State-owned Oil and Natural Gas Corporation (ONGC) has sought exemption from the applicability of some of the corporate governance norms, especially those pertaining to the board’s composition and evaluation, people in the know said.
ONGC is learnt to have told the Securities and Exchange Board of India (Sebi) that since the government holds the power to make board appointments in the company, performance evaluation provisions do not apply to it, and hence it should be exempted from the Listing Obligations and Disclosure Requirements (LODR).
The move follows the imposition of penalties and penal action by the stock exchanges on several public sector undertakings (PSUs) for lapses in meeting various listing regulations.

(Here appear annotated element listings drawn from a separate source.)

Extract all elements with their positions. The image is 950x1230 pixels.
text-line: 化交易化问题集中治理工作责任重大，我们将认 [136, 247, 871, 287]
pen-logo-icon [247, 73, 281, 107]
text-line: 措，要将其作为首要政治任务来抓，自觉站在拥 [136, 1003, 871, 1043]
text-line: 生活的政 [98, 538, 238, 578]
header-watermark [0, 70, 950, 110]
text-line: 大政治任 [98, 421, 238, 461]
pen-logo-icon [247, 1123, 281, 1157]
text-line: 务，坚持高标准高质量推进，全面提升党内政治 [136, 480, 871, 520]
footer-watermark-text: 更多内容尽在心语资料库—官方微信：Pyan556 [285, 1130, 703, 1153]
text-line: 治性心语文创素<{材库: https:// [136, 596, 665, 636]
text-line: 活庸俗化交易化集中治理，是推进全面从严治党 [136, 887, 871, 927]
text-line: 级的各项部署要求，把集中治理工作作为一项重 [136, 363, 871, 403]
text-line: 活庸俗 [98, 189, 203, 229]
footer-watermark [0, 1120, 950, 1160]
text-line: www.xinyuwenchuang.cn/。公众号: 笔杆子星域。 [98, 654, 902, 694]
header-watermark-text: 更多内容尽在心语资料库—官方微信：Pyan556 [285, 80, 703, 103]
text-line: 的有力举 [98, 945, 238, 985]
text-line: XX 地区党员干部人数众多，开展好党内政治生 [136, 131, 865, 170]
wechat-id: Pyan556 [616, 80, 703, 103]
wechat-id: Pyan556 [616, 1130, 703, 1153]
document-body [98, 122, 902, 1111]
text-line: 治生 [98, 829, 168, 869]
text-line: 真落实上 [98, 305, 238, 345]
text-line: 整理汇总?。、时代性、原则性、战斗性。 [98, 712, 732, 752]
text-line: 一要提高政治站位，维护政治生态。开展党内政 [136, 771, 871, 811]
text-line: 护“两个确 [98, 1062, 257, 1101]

Extended periods of non-compliance can also lead to trading suspension.
ONGC had sought a similar waiver from the Ministry of Corporate Affairs from the Article of Association provisions. Sources said the ministry exempted the firm with respect to the evaluation and board performance norms under the Companies Act.
Non-compliance of LODR norms is common among PSUs. Several of them have failed to appoint women directors or have the requisite number of independent directors on their boards.
While the stock exchanges and Sebi can take strict action against listed firms in the private space, regulating PSUs in such matters becomes a contentious issue as their promoter is the government of India. “It is difficult to implement the new governance norms for state-owned entities since there is a wide gap in administrative procedures between the public and private sector companies,” said a company secretary.
Sebi’s standard operating procedures say any company violating the corporate governance rules for more than two successive quarters and not paying the fine should be shifted to the trade-to-trade category. ONGC earlier faced the heat for having less than 50 per cent of the board of directors as non-executive directors, not reviewing performance of independent directors, and so on. The NSE had then levied a penalty of Rs 1,30,000 on the gas explorer.
“I have always said PSUs should be exempted. These are not board-run but ministry-run companies. All directors are appointed by the government. Independent directors are not independent as they too are appointed/nominated by the promoter, in this case the government. Many PSUs continue to be non-compliant on, say, the number of independent directors or woman directors, but for no fault of theirs. The market also recognises this reality. An argument in their favour is that they are subjected to additional oversight by the Comptroller and Auditor General and Parliament,” said Prithvi Haldea, founder, Prime Database.